As the staking rewards for validators in Oasis blockchain are projected to reach zero in the next year, according to the official Oasis documentation (Token Metrics and Distribution | Oasis Network Documentation), it is crucial that we explore and implement alternative reward mechanisms to maintain the participation and security of the network. During the Oasis Community Town Hall (Oasis Network Community Town Hall — 2023, Q2 (June) - YouTube) Oasis explained that at the end of the current staking rewards schedule, there will be a significant amount of tokens remaining in the Common Pool account (Staking | Oasis Network Documentation).

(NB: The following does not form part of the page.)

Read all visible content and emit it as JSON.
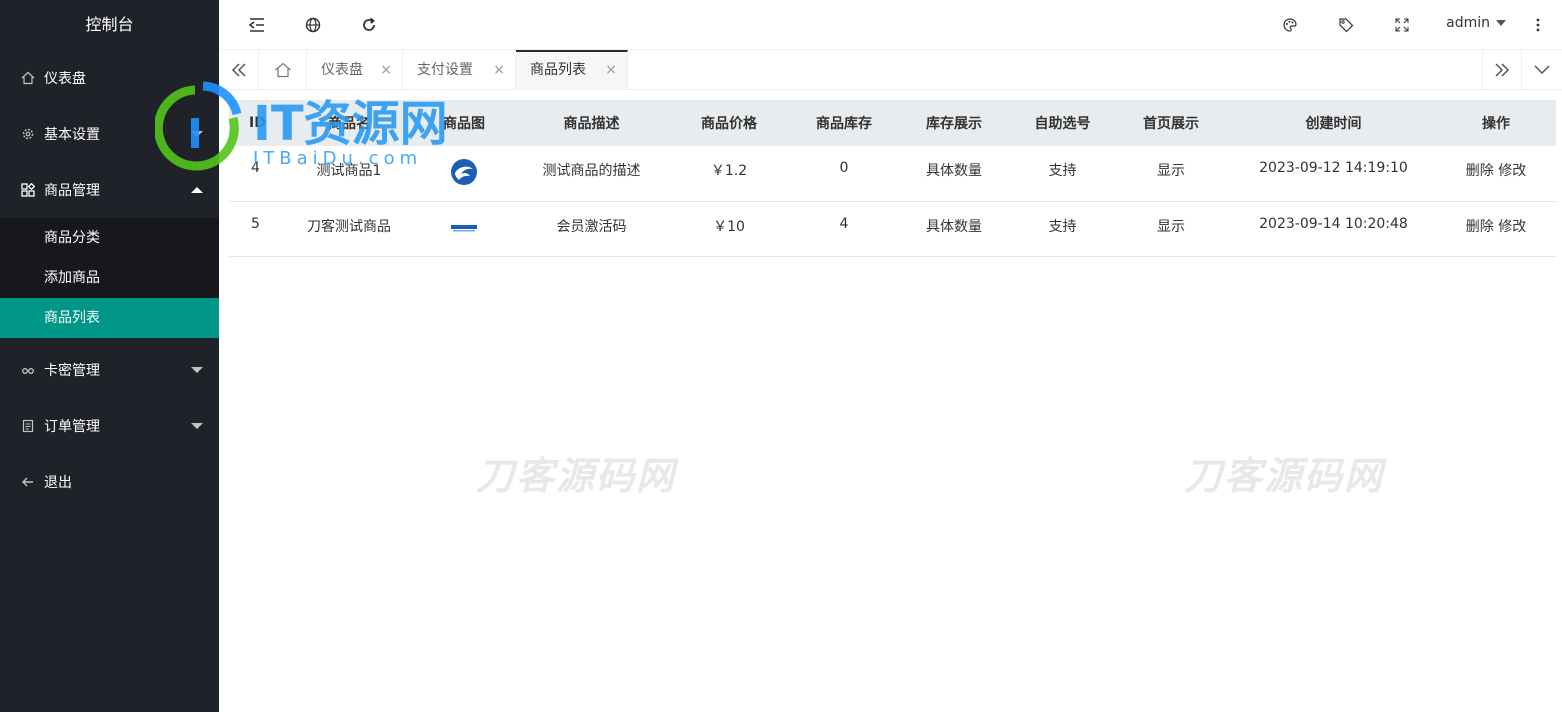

Staking rewards are subject to be changed by network governance. So here we would like to propose and discuss possible alternative mechanisms such as:
- Extending the rewards schedule using the remaining tokens from the Common Pool. When rewards drop to 2%, they stay at this level until the Common Pool is exhausted.
- Transaction fees rewards
- Providing rewards from the project’s own funds for a specified period or as a combination of them.
This proposal is intended as a starting point for discussion and should be adapted and refined based on the specific requirements, circumstances, and governance structure of the blockchain project. We invite the community and Oasis Foundation team members to join the discussion, share opinions about the proposed changes and/or add other suggestions.
Extending the rewards schedule
By extending the rewards schedule utilizing the remaining tokens from the Common Pool, we can ensure continuity. Once the rewards decrease to 2%, they will be maintained at this level until the Common Pool is entirely depleted. A 2% staking reward is sustainable for a while.
Transaction Fee Rewards:
Validators will be rewarded with a portion of the transaction fees collected on the network. This incentivizes validators to process transactions and ensures their continued participation in securing the network. The transaction fee rewards will be distributed proportionally based on each validator’s stake or contribution to the network.
a) Rewards from Project Funds:
To bridge the transition from staking rewards to transaction fee rewards, the project will allocate a portion of its own funds to provide rewards to validators for a defined period. These rewards will be distributed to validators based on their stake or contribution, similar to the staking rewards mechanism.
b) Time-Limited Reward Period:
The rewards from the project’s funds will be provided for a predetermined period, such as six months or a year. This allows the network to adjust and adapt to the new reward mechanism while ensuring the sustainability of validator participation.
Community Proposal and Input:
The community is encouraged to actively participate in shaping the alternative reward mechanism. This proposal serves as a starting point for discussion, and community members are invited to provide their own ideas, suggestions, and improvements to enhance the reward system. The community’s input will be considered in the final design and implementation of the alternative rewards mechanism.
Governance and Voting Process:
Once the alternative rewards mechanism is refined, a governance and voting process will be conducted to determine its implementation. Validators, token holders, and other network participants will have the opportunity to vote on the proposal, ensuring decentralized decision-making and community consensus.
Transitioning from staking rewards to alternative reward mechanisms is a critical step in maintaining the participation and security of the network. By combining transaction fees, providing rewards from the project’s own funds for a specified period, and incorporating community input, we aim to create a sustainable and fair reward system that aligns with the goals of our blockchain project.
Community members are encouraged to provide their feedback, suggestions, and additional ideas to further enhance the proposal and contribute to the design of the alternative rewards mechanism.